Certains évoquaient un vote caché, avec un résultat très différent des sondages. C’était le cas en 2005, quand la Suisse a voté sur le Pacs, mais pas aujourd’hui. Pourquoi? Est-ce que le changement dans les mentalités est désormais acquis?
Je ne saurais pas dire s’il s’agit d’un changement dans les mentalités, ou bien d’une forme de nécessité de changement. J’adhérais tout à fait à la proposition d’améliorer les conditions des homosexuels et l’élimination des dernières discriminations qu’ils subissaient. Pour moi, ce devait, toutefois, se limiter aux droits de succession et à la naturalisation facilitée, en évitant d’élargir à la PMA. Je pense que beaucoup de personnes ont voté «oui» sans pour autant être d’accord avec la PMA.
C’était votre critique du paquet «mariage pour tous + PMA».
Oui et c’est quelque chose que même les couples homosexuels peuvent regretter. Si le mariage pour tous avait été présenté seul, je pense qu’il n’y aurait même pas eu de référendum. Là, d’un seul coup, ça va trop loin. Il y avait sûrement mieux à faire et nous allons devoir bien travailler sur les incidences de la PMA sur la société. Je rappelle en passant que l’Allemagne et l’Italie ont leur version du mariage pour tous ou du Pacs, mais pas la PMA pour les couples lesbiens.
La campagne des opposants a été assez «crue» ces dernières semaines. Finalement, n’était-ce pas contre-productif de la jouer «à la dure» contre le discours d’«amour» des partisans?
Évidemment que ça a été contre-productif. Je me suis désolidarisé de ces groupes comme «Non à l’enfant-objet». Ils n’étaient pas du tout attendus dans la campagne et ont été excessifs. Après, il ne faut pas se leurrer non plus: s’ils étaient excessifs, c’est parce qu'en face, il y avait aussi des excès. Nous avons tous fait l’objet d’attaques personnelles, de menaces, d’insultes. Alors que notre but était vraiment de susciter un débat démocratique sur un des enjeux essentiels pour nous: la PMA.
Dans votre canton, le Valais, le «oui» est aussi clair, tout comme dans votre commune, Saillon. Dans le comité contre le mariage pour tous, il y avait aussi plusieurs Valaisans. Est-ce à dire que même chez vous, vos arguments n’ont pas porté?
Regardez les pourcentages: tant le Valais que la commune de Saillon ont certes dit «oui», mais à une hauteur inférieure à la moyenne nationale. Je pense surtout que cela amène d’autres questions.
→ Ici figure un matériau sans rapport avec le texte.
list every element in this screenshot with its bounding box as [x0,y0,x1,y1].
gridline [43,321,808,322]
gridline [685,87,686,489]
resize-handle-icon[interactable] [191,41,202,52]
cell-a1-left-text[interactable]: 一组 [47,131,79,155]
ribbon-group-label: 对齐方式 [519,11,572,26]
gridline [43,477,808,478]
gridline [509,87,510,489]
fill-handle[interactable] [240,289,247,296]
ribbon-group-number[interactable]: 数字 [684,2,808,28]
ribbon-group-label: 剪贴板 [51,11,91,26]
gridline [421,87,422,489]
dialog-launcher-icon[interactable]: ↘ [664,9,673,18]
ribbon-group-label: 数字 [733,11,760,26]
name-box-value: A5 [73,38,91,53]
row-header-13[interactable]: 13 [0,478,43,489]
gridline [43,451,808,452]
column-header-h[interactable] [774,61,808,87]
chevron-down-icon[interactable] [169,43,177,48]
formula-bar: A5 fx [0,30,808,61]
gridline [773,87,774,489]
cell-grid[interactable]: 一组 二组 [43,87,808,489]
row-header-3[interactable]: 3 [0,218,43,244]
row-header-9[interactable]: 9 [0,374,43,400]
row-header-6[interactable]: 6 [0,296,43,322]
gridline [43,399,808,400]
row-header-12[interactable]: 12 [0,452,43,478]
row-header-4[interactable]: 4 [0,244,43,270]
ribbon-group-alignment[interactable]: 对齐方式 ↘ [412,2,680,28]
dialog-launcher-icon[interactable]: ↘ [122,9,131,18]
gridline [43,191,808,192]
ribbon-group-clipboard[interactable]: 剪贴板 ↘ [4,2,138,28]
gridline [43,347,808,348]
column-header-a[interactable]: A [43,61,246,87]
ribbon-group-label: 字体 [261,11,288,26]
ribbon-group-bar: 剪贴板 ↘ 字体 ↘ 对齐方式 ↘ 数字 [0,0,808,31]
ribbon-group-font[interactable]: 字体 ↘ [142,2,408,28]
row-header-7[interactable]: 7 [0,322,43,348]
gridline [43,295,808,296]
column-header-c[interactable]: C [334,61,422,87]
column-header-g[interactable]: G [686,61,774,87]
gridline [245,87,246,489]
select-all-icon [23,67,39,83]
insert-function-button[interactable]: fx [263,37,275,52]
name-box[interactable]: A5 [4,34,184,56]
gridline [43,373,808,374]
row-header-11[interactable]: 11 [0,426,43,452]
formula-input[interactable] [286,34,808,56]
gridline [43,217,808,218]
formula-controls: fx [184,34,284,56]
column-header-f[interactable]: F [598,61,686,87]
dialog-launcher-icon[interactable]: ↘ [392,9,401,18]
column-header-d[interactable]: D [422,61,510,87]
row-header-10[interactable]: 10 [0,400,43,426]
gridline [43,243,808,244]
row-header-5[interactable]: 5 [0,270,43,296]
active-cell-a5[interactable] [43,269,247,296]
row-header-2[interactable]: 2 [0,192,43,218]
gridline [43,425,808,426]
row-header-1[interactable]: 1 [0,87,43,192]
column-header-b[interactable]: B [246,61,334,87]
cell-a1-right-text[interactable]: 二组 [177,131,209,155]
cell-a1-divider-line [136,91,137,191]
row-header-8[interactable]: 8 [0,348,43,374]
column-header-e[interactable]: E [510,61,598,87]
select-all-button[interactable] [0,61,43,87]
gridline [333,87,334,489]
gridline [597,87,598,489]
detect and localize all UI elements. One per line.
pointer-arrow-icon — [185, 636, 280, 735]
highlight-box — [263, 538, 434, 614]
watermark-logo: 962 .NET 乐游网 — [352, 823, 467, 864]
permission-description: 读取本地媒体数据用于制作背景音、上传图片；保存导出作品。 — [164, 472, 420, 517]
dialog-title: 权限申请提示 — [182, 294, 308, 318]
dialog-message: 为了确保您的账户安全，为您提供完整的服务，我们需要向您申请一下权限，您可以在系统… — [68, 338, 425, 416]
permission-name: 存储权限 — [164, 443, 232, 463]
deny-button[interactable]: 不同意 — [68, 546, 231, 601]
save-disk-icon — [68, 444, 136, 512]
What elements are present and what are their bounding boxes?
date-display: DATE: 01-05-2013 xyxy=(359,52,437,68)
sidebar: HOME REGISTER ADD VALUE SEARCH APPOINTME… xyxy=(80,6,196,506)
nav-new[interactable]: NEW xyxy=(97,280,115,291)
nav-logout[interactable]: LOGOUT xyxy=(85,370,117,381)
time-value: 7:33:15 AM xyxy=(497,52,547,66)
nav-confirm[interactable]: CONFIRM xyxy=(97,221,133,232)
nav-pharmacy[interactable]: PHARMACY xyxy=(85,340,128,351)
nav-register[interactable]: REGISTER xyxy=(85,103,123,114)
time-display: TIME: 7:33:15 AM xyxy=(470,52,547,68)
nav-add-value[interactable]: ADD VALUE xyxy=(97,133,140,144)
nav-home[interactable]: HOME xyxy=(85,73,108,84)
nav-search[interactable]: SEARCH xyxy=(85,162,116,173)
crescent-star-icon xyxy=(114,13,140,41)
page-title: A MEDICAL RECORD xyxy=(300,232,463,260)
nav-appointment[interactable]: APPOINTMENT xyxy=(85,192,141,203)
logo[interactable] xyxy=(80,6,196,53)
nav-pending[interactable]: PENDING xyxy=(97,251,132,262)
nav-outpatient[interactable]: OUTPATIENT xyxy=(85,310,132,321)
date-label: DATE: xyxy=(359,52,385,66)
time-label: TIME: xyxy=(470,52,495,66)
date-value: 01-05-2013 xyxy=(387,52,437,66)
Nous faisions face à une véritable machine de guerre, soutenue par d’importants sponsors privés. Quand on regarde le déséquilibre des moyens, il est inutile de voir de liens direct entre le vote des régions et les personnes engagées. Au final, c’est bien heureux qu’il n’y ait pas de leaders d’opinion pesant trop dans un débat de société comme celui-ci.
Craignez-vous désormais que les partisans se sentent pousser des ailes et demandent rapidement la gestation pour autrui?
Oui, c’est une crainte. C’était aussi notre objectif avec cette campagne: nous n’avons rien contre la cause homosexuelle, mais voulions simplement rendre attentive la population à des enjeux importants à nos yeux. Nous avons, toutefois, été vus comme des trouble-fêtes. Pourtant, c’est un fait: il a été déjà clairement annoncé qu’il y aura d’autres combats pour éliminer d’autres discriminations. Il ne faut pas être devin pour connaître les prochaines revendications – la gestation pour autrui. Au besoin, nous serons à nouveau là pour conscientiser la population.